You can download processor books but my favorite reference is the 32/64-bit 80x86 Assembly Language Architecture Book.

Your mathematical operation and/or compares will set conditional flags.

You then branch based upon those flags.

For math there is a signed result and an unsigned result.

That book pg. 292

```
Signed Unsigned Signed Unsigned
op1 > op2 OF=SF, ZF=0 ZF=0,CF=0 Greater Above
OP1>=op2 OF=SF CF=0 GreaterEqual AboveEqual
op1=op2 ZF=1 ZF=1 Equal Equal
op1<=op2 OF<>SF, ZF=1 ZF=1,CF=1 LessEqual BelowEqual
op1<op2 OF<>SF CF=1 Less Below
```

```
Unsigned
JA,JNBE > <= JBE,JNA
JAE,JNB >= < JB,JNAE
Signed
JG,JNLE > <= JLE,JNG
JGE,JNL >= < JL,JNGE
the others are specific
JO Jump if Overflow JNO
JP,JPE Jump if Parity JNP,JPO
JS Jump if sign JNS
JC Jump if carry JNC
JZ,JE Jump if zero JNZ,JNE
```

This also confused me at first but it's really pretty simple. In this example I will use the CMP (compare) instruction. This is the equivalent of subtracting two numbers without storing the result. This is very helpful even without storing the answer because it sets certain flags which can help you compare two numbers. For example: mov al,1

cmp al,1

In this example the result is obvious that they are the same. But remember that it's subtracting them (even though it doesn't store the result) so the answer is 0. The ZF (Zero Flag) is therefore set to 1.

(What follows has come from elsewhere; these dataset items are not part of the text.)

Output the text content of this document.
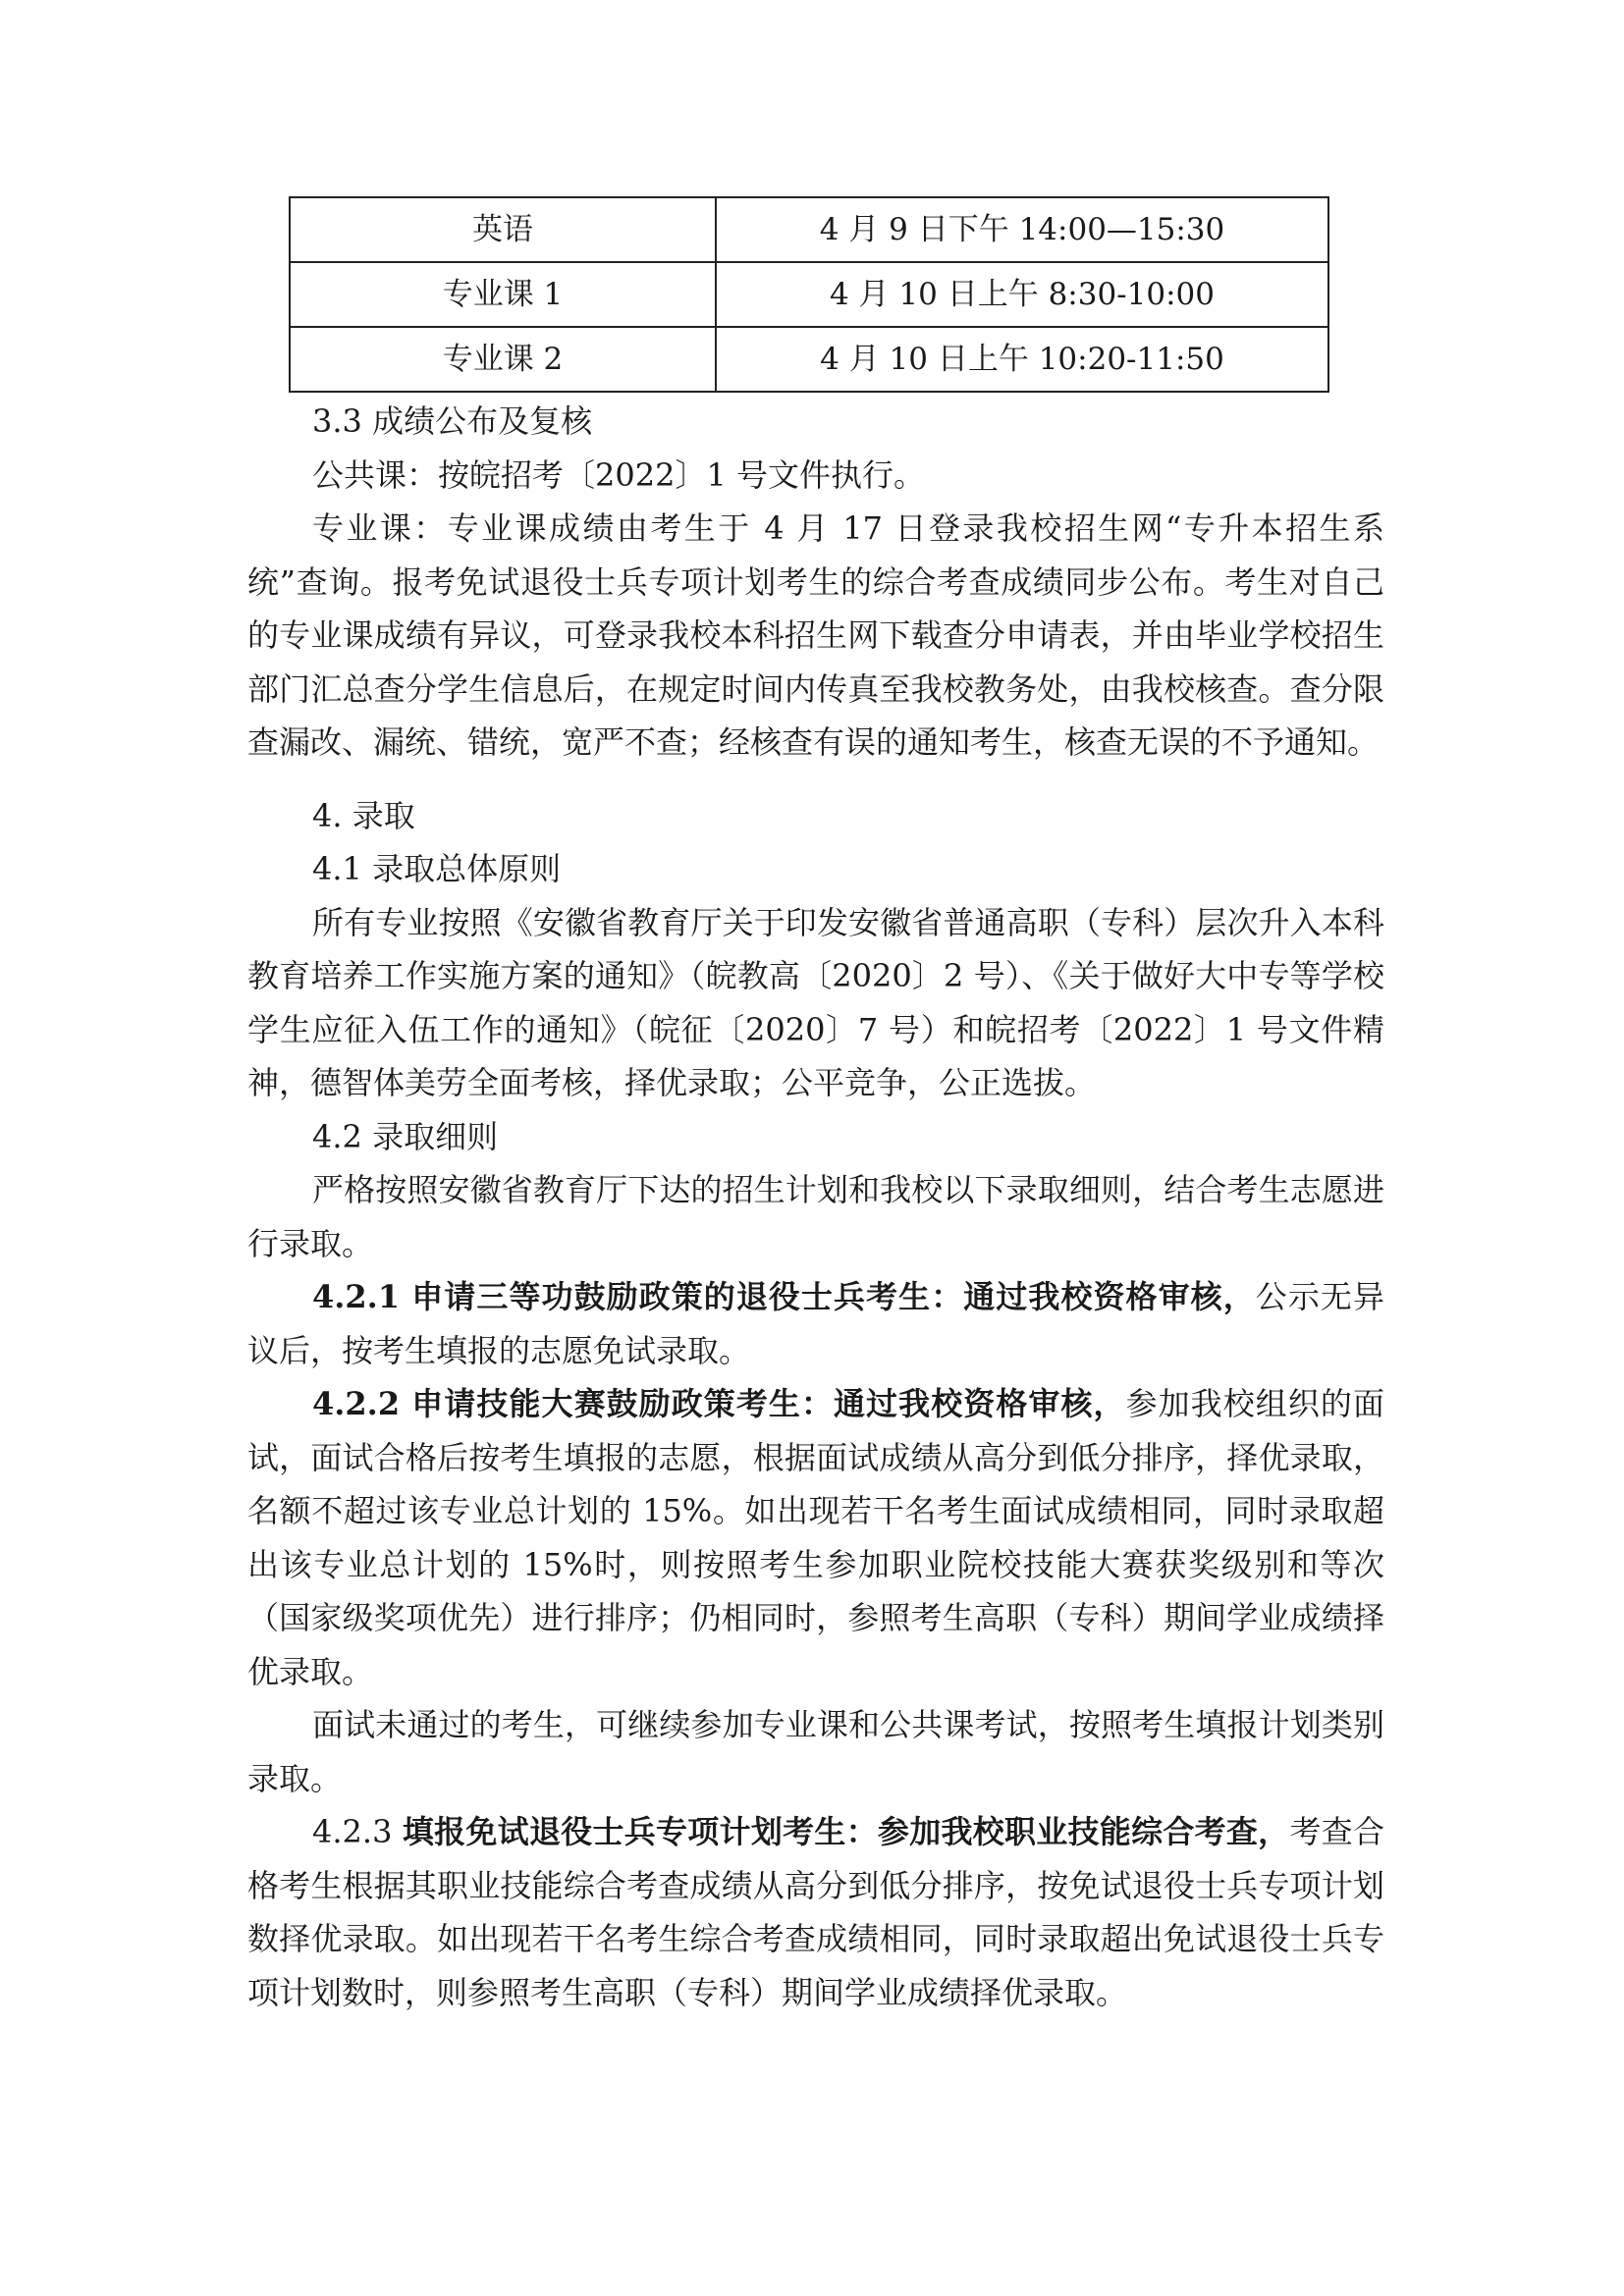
英语	4 月 9 日下午 14:00—15:30
专业课 1	4 月 10 日上午 8:30-10:00
专业课 2	4 月 10 日上午 10:20-11:50

3.3 成绩公布及复核

公共课：按皖招考〔2022〕1 号文件执行。

专业课：专业课成绩由考生于 4 月 17 日登录我校招生网“专升本招生系统”查询。报考免试退役士兵专项计划考生的综合考查成绩同步公布。考生对自己的专业课成绩有异议，可登录我校本科招生网下载查分申请表，并由毕业学校招生部门汇总查分学生信息后，在规定时间内传真至我校教务处，由我校核查。查分限查漏改、漏统、错统，宽严不查；经核查有误的通知考生，核查无误的不予通知。

4. 录取

4.1 录取总体原则

所有专业按照《安徽省教育厅关于印发安徽省普通高职（专科）层次升入本科教育培养工作实施方案的通知》（皖教高〔2020〕2 号）、《关于做好大中专等学校学生应征入伍工作的通知》（皖征〔2020〕7 号）和皖招考〔2022〕1 号文件精神，德智体美劳全面考核，择优录取；公平竞争，公正选拔。

4.2 录取细则

严格按照安徽省教育厅下达的招生计划和我校以下录取细则，结合考生志愿进行录取。

4.2.1 申请三等功鼓励政策的退役士兵考生：通过我校资格审核，公示无异议后，按考生填报的志愿免试录取。

4.2.2 申请技能大赛鼓励政策考生：通过我校资格审核，参加我校组织的面试，面试合格后按考生填报的志愿，根据面试成绩从高分到低分排序，择优录取，名额不超过该专业总计划的 15%。如出现若干名考生面试成绩相同，同时录取超出该专业总计划的 15%时，则按照考生参加职业院校技能大赛获奖级别和等次（国家级奖项优先）进行排序；仍相同时，参照考生高职（专科）期间学业成绩择优录取。

面试未通过的考生，可继续参加专业课和公共课考试，按照考生填报计划类别录取。

4.2.3 填报免试退役士兵专项计划考生：参加我校职业技能综合考查，考查合格考生根据其职业技能综合考查成绩从高分到低分排序，按免试退役士兵专项计划数择优录取。如出现若干名考生综合考查成绩相同，同时录取超出免试退役士兵专项计划数时，则参照考生高职（专科）期间学业成绩择优录取。
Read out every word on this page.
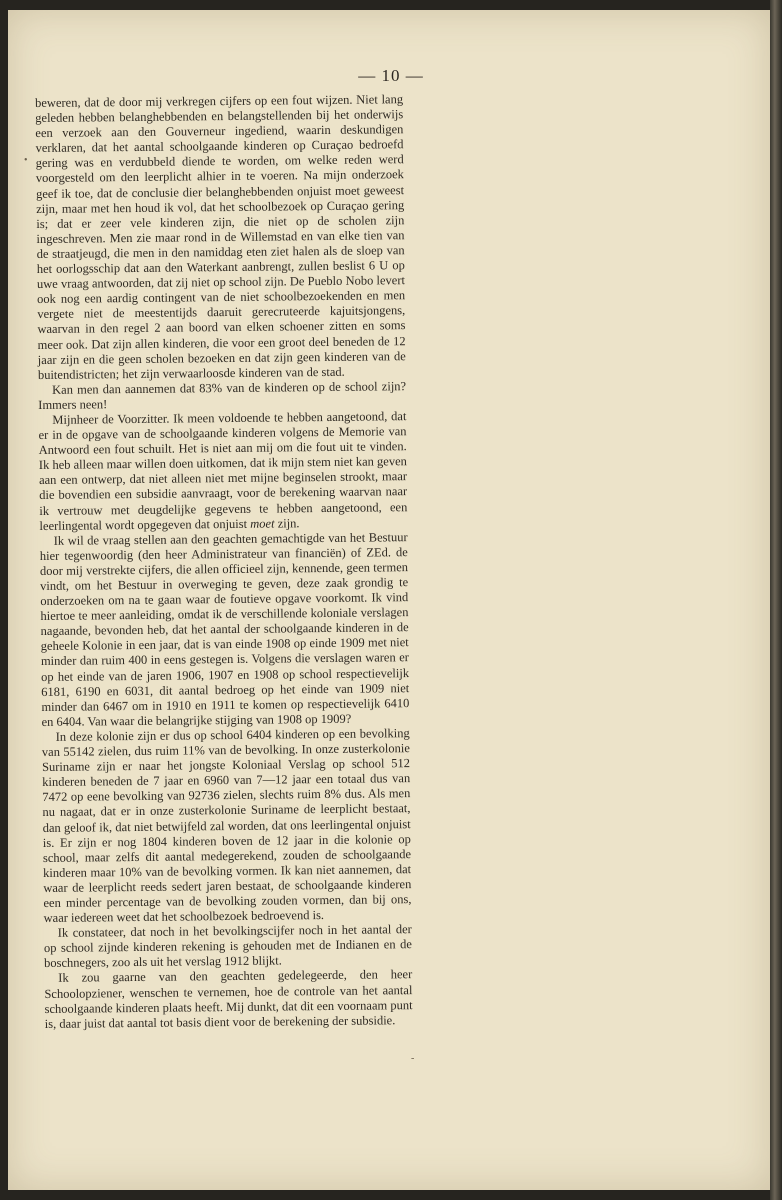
— 10 —
•
-

beweren, dat de door mij verkregen cijfers op een fout wijzen. Niet lang geleden hebben belanghebbenden en belangstellenden bij het onderwijs een verzoek aan den Gouverneur ingediend, waarin deskundigen verklaren, dat het aantal schoolgaande kinderen op Curaçao bedroefd gering was en verdubbeld diende te worden, om welke reden werd voorgesteld om den leerplicht alhier in te voeren. Na mijn onderzoek geef ik toe, dat de conclusie dier belanghebbenden onjuist moet geweest zijn, maar met hen houd ik vol, dat het schoolbezoek op Curaçao gering is; dat er zeer vele kinderen zijn, die niet op de scholen zijn ingeschreven. Men zie maar rond in de Willemstad en van elke tien van de straatjeugd, die men in den namiddag eten ziet halen als de sloep van het oorlogsschip dat aan den Waterkant aanbrengt, zullen beslist 6 U op uwe vraag antwoorden, dat zij niet op school zijn. De Pueblo Nobo levert ook nog een aardig contingent van de niet schoolbezoekenden en men vergete niet de meestentijds daaruit gerecruteerde kajuitsjongens, waarvan in den regel 2 aan boord van elken schoener zitten en soms meer ook. Dat zijn allen kinderen, die voor een groot deel beneden de 12 jaar zijn en die geen scholen bezoeken en dat zijn geen kinderen van de buitendistricten; het zijn verwaarloosde kinderen van de stad.

Kan men dan aannemen dat 83% van de kinderen op de school zijn? Immers neen!

Mijnheer de Voorzitter. Ik meen voldoende te hebben aangetoond, dat er in de opgave van de schoolgaande kinderen volgens de Memorie van Antwoord een fout schuilt. Het is niet aan mij om die fout uit te vinden. Ik heb alleen maar willen doen uitkomen, dat ik mijn stem niet kan geven aan een ontwerp, dat niet alleen niet met mijne beginselen strookt, maar die bovendien een subsidie aanvraagt, voor de berekening waarvan naar ik vertrouw met deugdelijke gegevens te hebben aangetoond, een leerlingental wordt opgegeven dat onjuist moet zijn.

Ik wil de vraag stellen aan den geachten gemachtigde van het Bestuur hier tegenwoordig (den heer Administrateur van financiën) of ZEd. de door mij verstrekte cijfers, die allen officieel zijn, kennende, geen termen vindt, om het Bestuur in overweging te geven, deze zaak grondig te onderzoeken om na te gaan waar de foutieve opgave voorkomt. Ik vind hiertoe te meer aanleiding, omdat ik de verschillende koloniale verslagen nagaande, bevonden heb, dat het aantal der schoolgaande kinderen in de geheele Kolonie in een jaar, dat is van einde 1908 op einde 1909 met niet minder dan ruim 400 in eens gestegen is. Volgens die verslagen waren er op het einde van de jaren 1906, 1907 en 1908 op school respectievelijk 6181, 6190 en 6031, dit aantal bedroeg op het einde van 1909 niet minder dan 6467 om in 1910 en 1911 te komen op respectievelijk 6410 en 6404. Van waar die belangrijke stijging van 1908 op 1909?

In deze kolonie zijn er dus op school 6404 kinderen op een bevolking van 55142 zielen, dus ruim 11% van de bevolking. In onze zusterkolonie Suriname zijn er naar het jongste Koloniaal Verslag op school 512 kinderen beneden de 7 jaar en 6960 van 7—12 jaar een totaal dus van 7472 op eene bevolking van 92736 zielen, slechts ruim 8% dus. Als men nu nagaat, dat er in onze zusterkolonie Suriname de leerplicht bestaat, dan geloof ik, dat niet betwijfeld zal worden, dat ons leerlingental onjuist is. Er zijn er nog 1804 kinderen boven de 12 jaar in die kolonie op school, maar zelfs dit aantal medegerekend, zouden de schoolgaande kinderen maar 10% van de bevolking vormen. Ik kan niet aannemen, dat waar de leerplicht reeds sedert jaren bestaat, de schoolgaande kinderen een minder percentage van de bevolking zouden vormen, dan bij ons, waar iedereen weet dat het schoolbezoek bedroevend is.

Ik constateer, dat noch in het bevolkingscijfer noch in het aantal der op school zijnde kinderen rekening is gehouden met de Indianen en de boschnegers, zoo als uit het verslag 1912 blijkt.

Ik zou gaarne van den geachten gedelegeerde, den heer Schoolopziener, wenschen te vernemen, hoe de controle van het aantal schoolgaande kinderen plaats heeft. Mij dunkt, dat dit een voornaam punt is, daar juist dat aantal tot basis dient voor de berekening der subsidie.
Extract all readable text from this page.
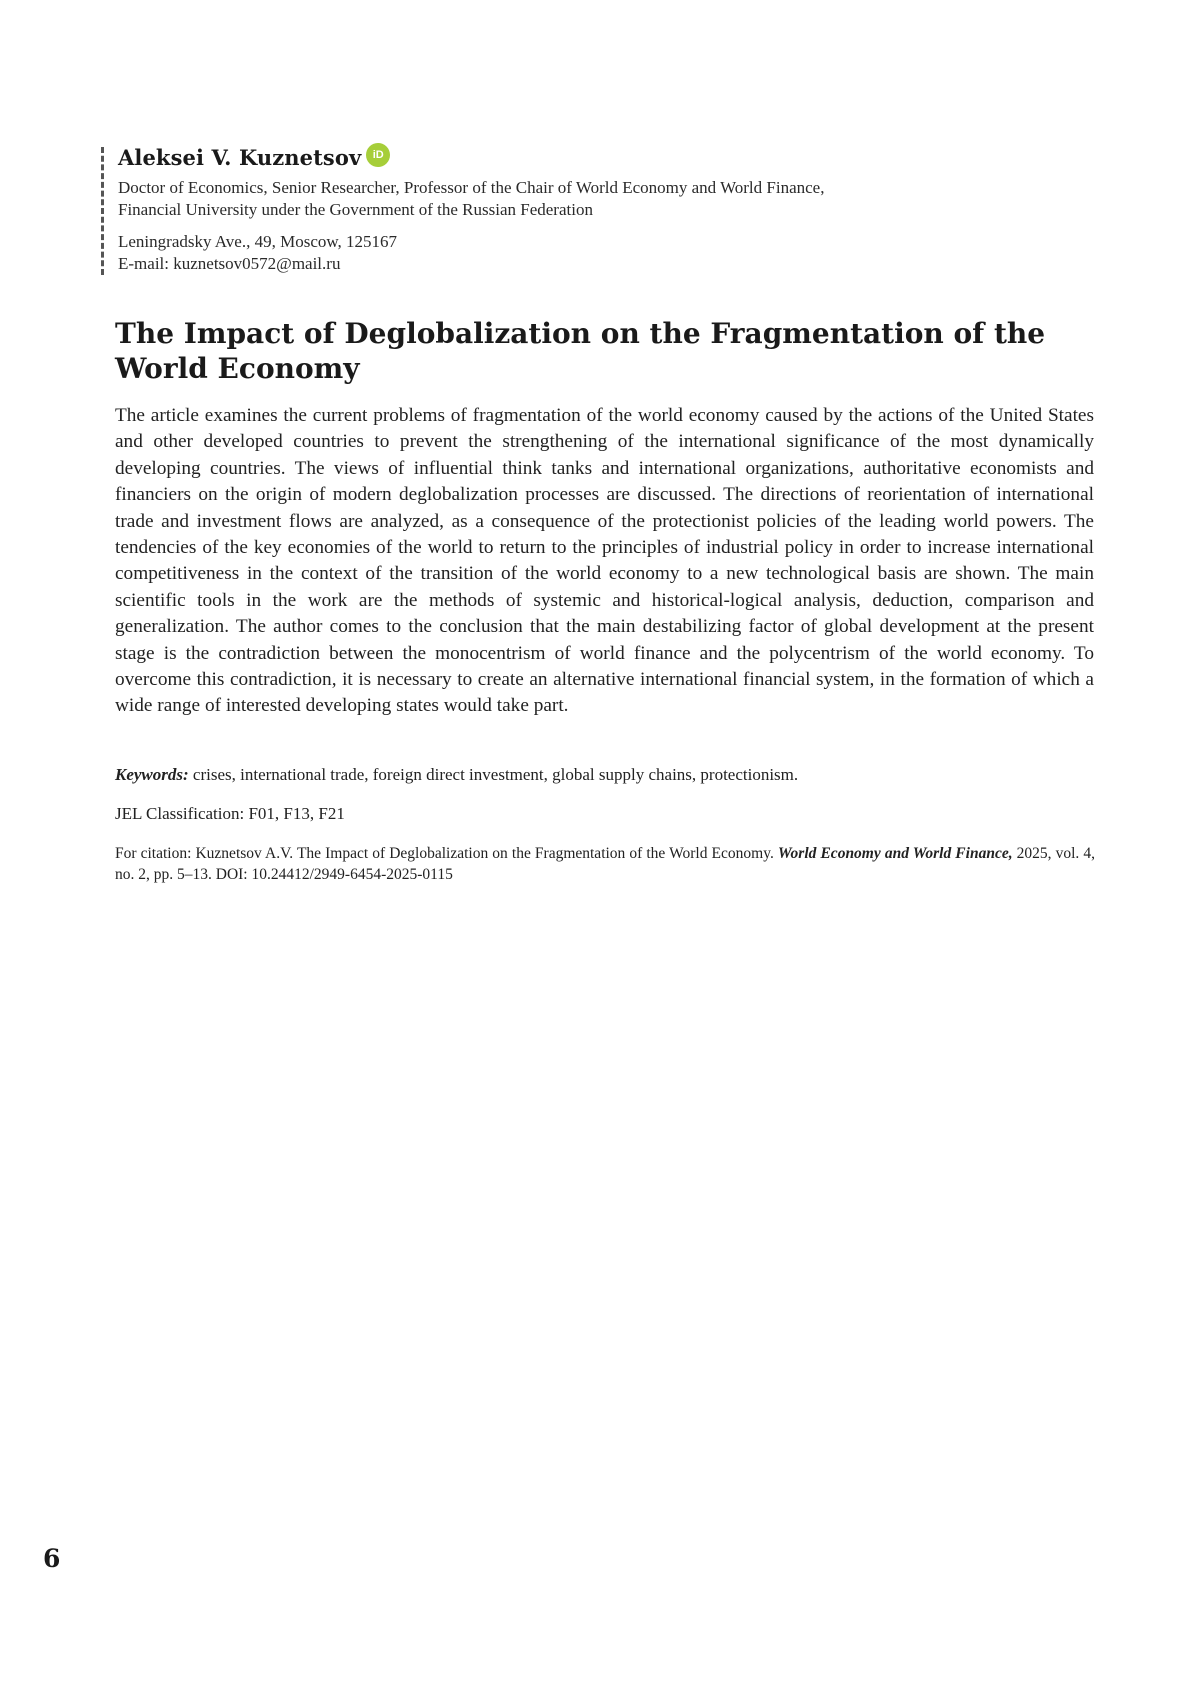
Aleksei V. Kuznetsov	iD
Doctor of Economics, Senior Researcher, Professor of the Chair of World Economy and World Finance,
Financial University under the Government of the Russian Federation
Leningradsky Ave., 49, Moscow, 125167
E-mail: kuznetsov0572@mail.ru
The Impact of Deglobalization on the Fragmentation of the World Economy

The article examines the current problems of fragmentation of the world economy caused by the actions of the United States and other developed countries to prevent the strengthening of the international significance of the most dynamically developing countries. The views of influential think tanks and international organizations, authoritative economists and financiers on the origin of modern deglobalization processes are discussed. The directions of reorientation of international trade and investment flows are analyzed, as a consequence of the protectionist policies of the leading world powers. The tendencies of the key economies of the world to return to the principles of industrial policy in order to increase international competitiveness in the context of the transition of the world economy to a new technological basis are shown. The main scientific tools in the work are the methods of systemic and historical-logical analysis, deduction, comparison and generalization. The author comes to the conclusion that the main destabilizing factor of global development at the present stage is the contradiction between the monocentrism of world finance and the polycentrism of the world economy. To overcome this contradiction, it is necessary to create an alternative international financial system, in the formation of which a wide range of interested developing states would take part.

Keywords: crises, international trade, foreign direct investment, global supply chains, protectionism.

JEL Classification: F01, F13, F21

For citation: Kuznetsov A.V. The Impact of Deglobalization on the Fragmentation of the World Economy. World Economy and World Finance, 2025, vol. 4, no. 2, pp. 5–13. DOI: 10.24412/2949-6454-2025-0115

6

So the instruction "JE wherever" will jump since the ZF is set to 1.

Similarly the OF flag is set to 1 when the MSB, Most significant digit, or leftmost bit is set or cleared. Otherwise it is set to 0. So if the OF is not set (meaning it's 0) then JO (jump if overflow=1) will not jump.

The NF is the same thing. If the first bit (MSB) was set to one in the an operation preceding it the NF is set to 1. Otherwise it is set to 0. To find out the negative of a number in "bit language" you must NOT it.

You can download processor books but my favorite reference is the 32/64-bit 80x86 Assembly Language Architecture Book.

Your mathematical operation and/or compares will set conditional flags.

You then branch based upon those flags.For math there is a signed result and an unsigned result.

That book pg. 292`Signed Unsigned Signed Unsigned op1 > op2 OF=SF, ZF=0 ZF=0,CF=0 Greater Above OP1>=op2 OF=SF CF=0 GreaterEqual AboveEqual op1=op2 ZF=1 ZF=1 Equal Equal op1<=op2 OF<>SF, ZF=1 ZF=1,CF=1 LessEqual BelowEqual op1<op2 OF<>SF CF=1 Less Below`

`Unsigned JA,JNBE > <= JBE,JNA JAE,JNB >= < JB,JNAE Signed JG,JNLE > <= JLE,JNG JGE,JNL >= < JL,JNGE the others are specific JO Jump if Overflow JNO JP,JPE Jump if Parity JNP,JPO JS Jump if sign JNS JC Jump if carry JNC JZ,JE Jump if zero JNZ,JNE`

Thanks wildgoose, this is the most concise thing I've seen...

cyb3rl0rd1867, thanks, that too makes sense. I know that the cmp instruction does a subtraction and doesn't store a result or anything, I was just wondering as to how people remember that for op1<op2, both op's signed, how you would know that the processor checks OF<>SF. After looking it kind of makes sense, but it looks like it's just easier to memory the values.